ASIAWORLDVIEW – Permintaan terhadap emas batangan dan koin emas di Indonesia melonjak 47 persen pada kuartal pertama 2026 dibandingkan tahun sebelumnya, menurut World Gold Council (WGC). Lonjakan permintaan tersebut mencerminkan tren global, di mana para investor mencari perlindungan di tengah ketidakpastian ekonomi sepanjang kuartal pertama.
“Secara historis, emas telah terbukti menjadi salah satu lindung nilai krisis yang paling andal bagi masyarakat Indonesia,” kata Kepala WGC untuk Asia-Pasifik (kecuali Tiongkok) dan Kepala Global Bank Sentral, Shaokai Fan, dalam konferensi pers virtual, Rabu (13/5/2026).
Ia mencatat bahwa selama krisis keuangan Asia pada 1997 hingga 1998, emas membantu menjaga daya beli saat nilai tukar rupiah terdepresiasi tajam. Pola ini terulang selama periode pelemahan mata uang dan tekanan pasar, menjadikan emas sebagai aset pilihan bagi investor domestik.

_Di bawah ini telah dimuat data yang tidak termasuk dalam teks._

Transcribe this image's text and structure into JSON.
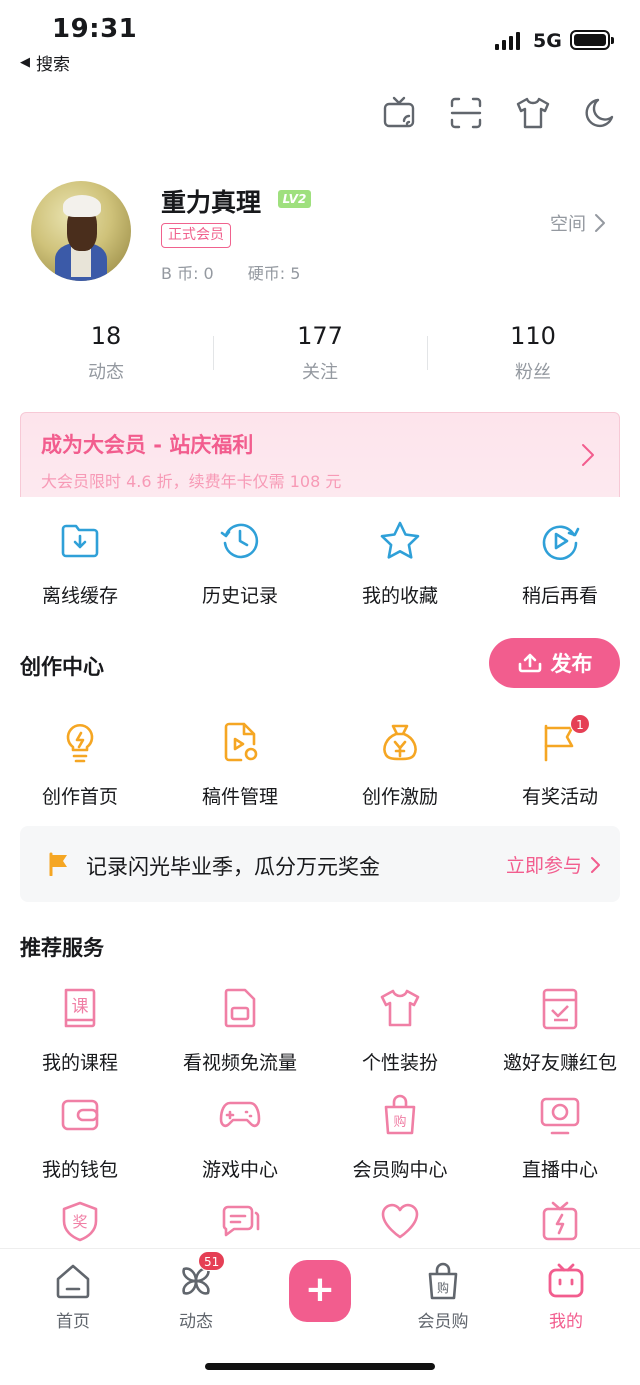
{
  "status_bar": {
    "time": "19:31",
    "back_label": "搜索",
    "network": "5G"
  },
  "profile": {
    "username": "重力真理",
    "level": "LV2",
    "member_tag": "正式会员",
    "b_coin": "B 币: 0",
    "coin": "硬币: 5",
    "space_label": "空间"
  },
  "stats": [
    {
      "num": "18",
      "label": "动态"
    },
    {
      "num": "177",
      "label": "关注"
    },
    {
      "num": "110",
      "label": "粉丝"
    }
  ],
  "vip_banner": {
    "title": "成为大会员 - 站庆福利",
    "subtitle": "大会员限时 4.6 折，续费年卡仅需 108 元"
  },
  "quick_actions": [
    {
      "label": "离线缓存",
      "icon": "download-icon"
    },
    {
      "label": "历史记录",
      "icon": "history-icon"
    },
    {
      "label": "我的收藏",
      "icon": "star-icon"
    },
    {
      "label": "稍后再看",
      "icon": "watch-later-icon"
    }
  ],
  "creation": {
    "title": "创作中心",
    "publish_label": "发布",
    "items": [
      {
        "label": "创作首页",
        "icon": "lightbulb-icon"
      },
      {
        "label": "稿件管理",
        "icon": "manuscript-icon"
      },
      {
        "label": "创作激励",
        "icon": "money-bag-icon"
      },
      {
        "label": "有奖活动",
        "icon": "flag-icon",
        "badge": "1"
      }
    ]
  },
  "promo": {
    "text": "记录闪光毕业季，瓜分万元奖金",
    "link": "立即参与"
  },
  "services": {
    "title": "推荐服务",
    "items": [
      {
        "label": "我的课程",
        "icon": "course-icon"
      },
      {
        "label": "看视频免流量",
        "icon": "sim-card-icon"
      },
      {
        "label": "个性装扮",
        "icon": "tshirt-icon"
      },
      {
        "label": "邀好友赚红包",
        "icon": "invite-icon"
      },
      {
        "label": "我的钱包",
        "icon": "wallet-icon"
      },
      {
        "label": "游戏中心",
        "icon": "gamepad-icon"
      },
      {
        "label": "会员购中心",
        "icon": "shopping-bag-icon"
      },
      {
        "label": "直播中心",
        "icon": "live-icon"
      }
    ]
  },
  "bottom_nav": {
    "items": [
      {
        "label": "首页",
        "icon": "home-icon"
      },
      {
        "label": "动态",
        "icon": "pinwheel-icon",
        "badge": "51"
      },
      {
        "label": "会员购",
        "icon": "shopping-bag-icon"
      },
      {
        "label": "我的",
        "icon": "tv-face-icon"
      }
    ]
  },
  "colors": {
    "accent": "#f25d8e",
    "blue": "#2fa0d8",
    "gold": "#f5a623",
    "gray": "#9499a0"
  }
}
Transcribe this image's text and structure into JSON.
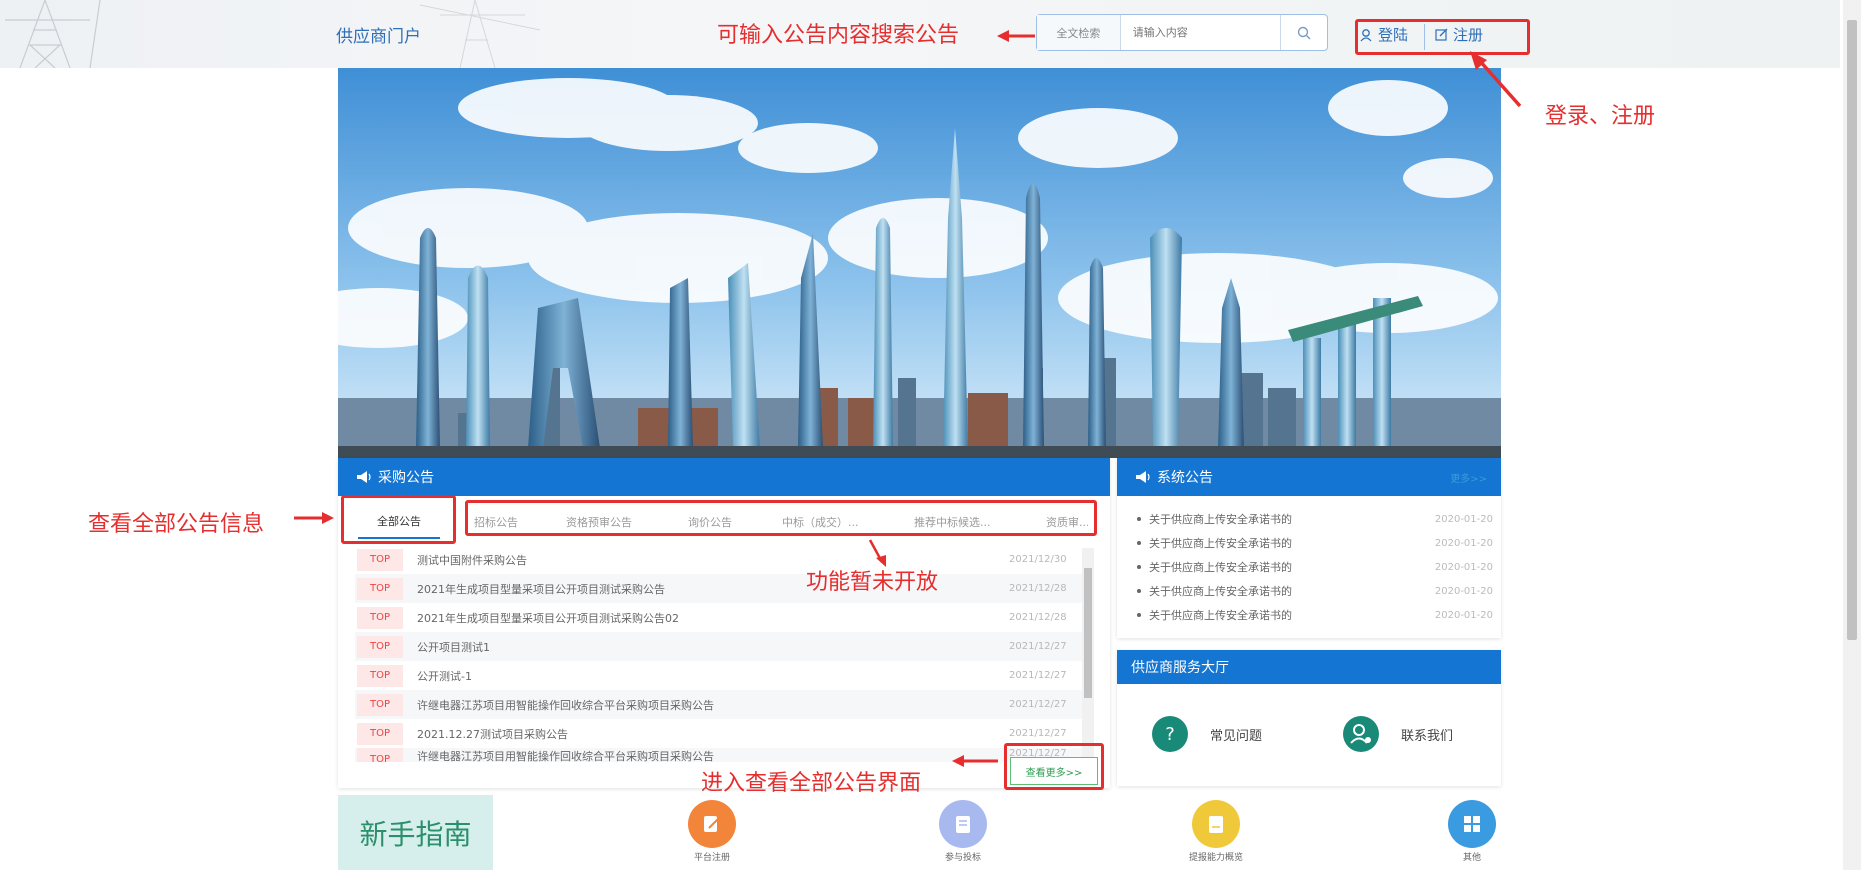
{
  "header": {
    "portal_title": "供应商门户",
    "search_type": "全文检索",
    "search_placeholder": "请输入内容",
    "login_label": "登陆",
    "register_label": "注册"
  },
  "annotations": {
    "search_hint": "可输入公告内容搜索公告",
    "login_hint": "登录、注册",
    "all_notices_hint": "查看全部公告信息",
    "not_open_hint": "功能暂未开放",
    "view_all_hint": "进入查看全部公告界面"
  },
  "procurement": {
    "title": "采购公告",
    "tabs": [
      "全部公告",
      "招标公告",
      "资格预审公告",
      "询价公告",
      "中标（成交）...",
      "推荐中标候选...",
      "资质审..."
    ],
    "rows": [
      {
        "tag": "TOP",
        "title": "测试中国附件采购公告",
        "date": "2021/12/30"
      },
      {
        "tag": "TOP",
        "title": "2021年生成项目型量采项目公开项目测试采购公告",
        "date": "2021/12/28"
      },
      {
        "tag": "TOP",
        "title": "2021年生成项目型量采项目公开项目测试采购公告02",
        "date": "2021/12/28"
      },
      {
        "tag": "TOP",
        "title": "公开项目测试1",
        "date": "2021/12/27"
      },
      {
        "tag": "TOP",
        "title": "公开测试-1",
        "date": "2021/12/27"
      },
      {
        "tag": "TOP",
        "title": "许继电器江苏项目用智能操作回收综合平台采购项目采购公告",
        "date": "2021/12/27"
      },
      {
        "tag": "TOP",
        "title": "2021.12.27测试项目采购公告",
        "date": "2021/12/27"
      },
      {
        "tag": "TOP",
        "title": "许继电器江苏项目用智能操作回收综合平台采购项目采购公告",
        "date": "2021/12/27"
      }
    ],
    "view_all": "查看更多>>"
  },
  "system_notices": {
    "title": "系统公告",
    "more": "更多>>",
    "items": [
      {
        "title": "关于供应商上传安全承诺书的",
        "date": "2020-01-20"
      },
      {
        "title": "关于供应商上传安全承诺书的",
        "date": "2020-01-20"
      },
      {
        "title": "关于供应商上传安全承诺书的",
        "date": "2020-01-20"
      },
      {
        "title": "关于供应商上传安全承诺书的",
        "date": "2020-01-20"
      },
      {
        "title": "关于供应商上传安全承诺书的",
        "date": "2020-01-20"
      }
    ]
  },
  "service_hall": {
    "title": "供应商服务大厅",
    "faq": "常见问题",
    "contact": "联系我们"
  },
  "guide": {
    "title": "新手指南",
    "items": [
      "平台注册",
      "参与投标",
      "提报能力概览",
      "其他"
    ]
  },
  "colors": {
    "accent": "#1475d2",
    "annotation": "#e62e2e",
    "service_icon": "#1a8a78",
    "guide_bg": "#d6efec"
  }
}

Emas mengungguli sebagian besar saham dan obligasi pada tahun 2025. Angkanya naik 14 persen dalam rupiah selama kuartal pertama 2026.
Baca Juga: Harga Emas Antam Melemah, Buyback Turun Tipis
Sebaliknya, saham domestik turun 13 persen pada periode yang sama menurut data kinerja yang dibagikan oleh dewan tersebut. Selama dua dekade terakhir, emas telah memberikan imbal hasil tahunan rata-rata sekitar 15 persen jika diukur dalam mata uang lokal.
“Analisis WGC menyimpulkan bahwa alokasi sebesar 2,5 persen ke emas dapat meningkatkan kualitas portofolio investor Indonesia dengan mengurangi risiko konsentrasi dan memperkuat diversifikasi,” ia menambahkan.
Secara global, permintaan emas mencapai 1.231 ton pada kuartal pertama, naik 2 persen secara tahunan, menurut laporan Gold Demand Trends WGC. Meskipun pertumbuhan volume relatif moderat, nilai permintaan melonjak menjadi rekor USD193 miliar, naik 74 persen dibandingkan tahun sebelumnya.
Investor ritel di seluruh dunia menjadi pendorong utama kenaikan ini, dengan permintaan batangan dan koin emas naik 42 persen menjadi 474 ton secara global. China memimpin lonjakan tersebut, dengan permintaan naik 67 persen menjadi rekor 207 ton, melampaui rekor kuartal sebelumnya sebesar 155 ton pada 2013.
Pasar-pasar Asia lainnya, termasuk India, Korea Selatan, dan Jepang, juga mencatat pembelian yang lebih tinggi, berkontribusi pada apa yang digambarkan WGC sebagai pergeseran struktural dalam permintaan emas global.
Pertumbuhan yang kuat juga terlihat di Amerika Serikat dan Eropa, di mana permintaan masing-masing naik 14 persen dan 50 persen. Momentum ini menegaskan daya tarik emas yang abadi sebagai aset safe-haven di tengah tekanan inflasi dan risiko geopolitik.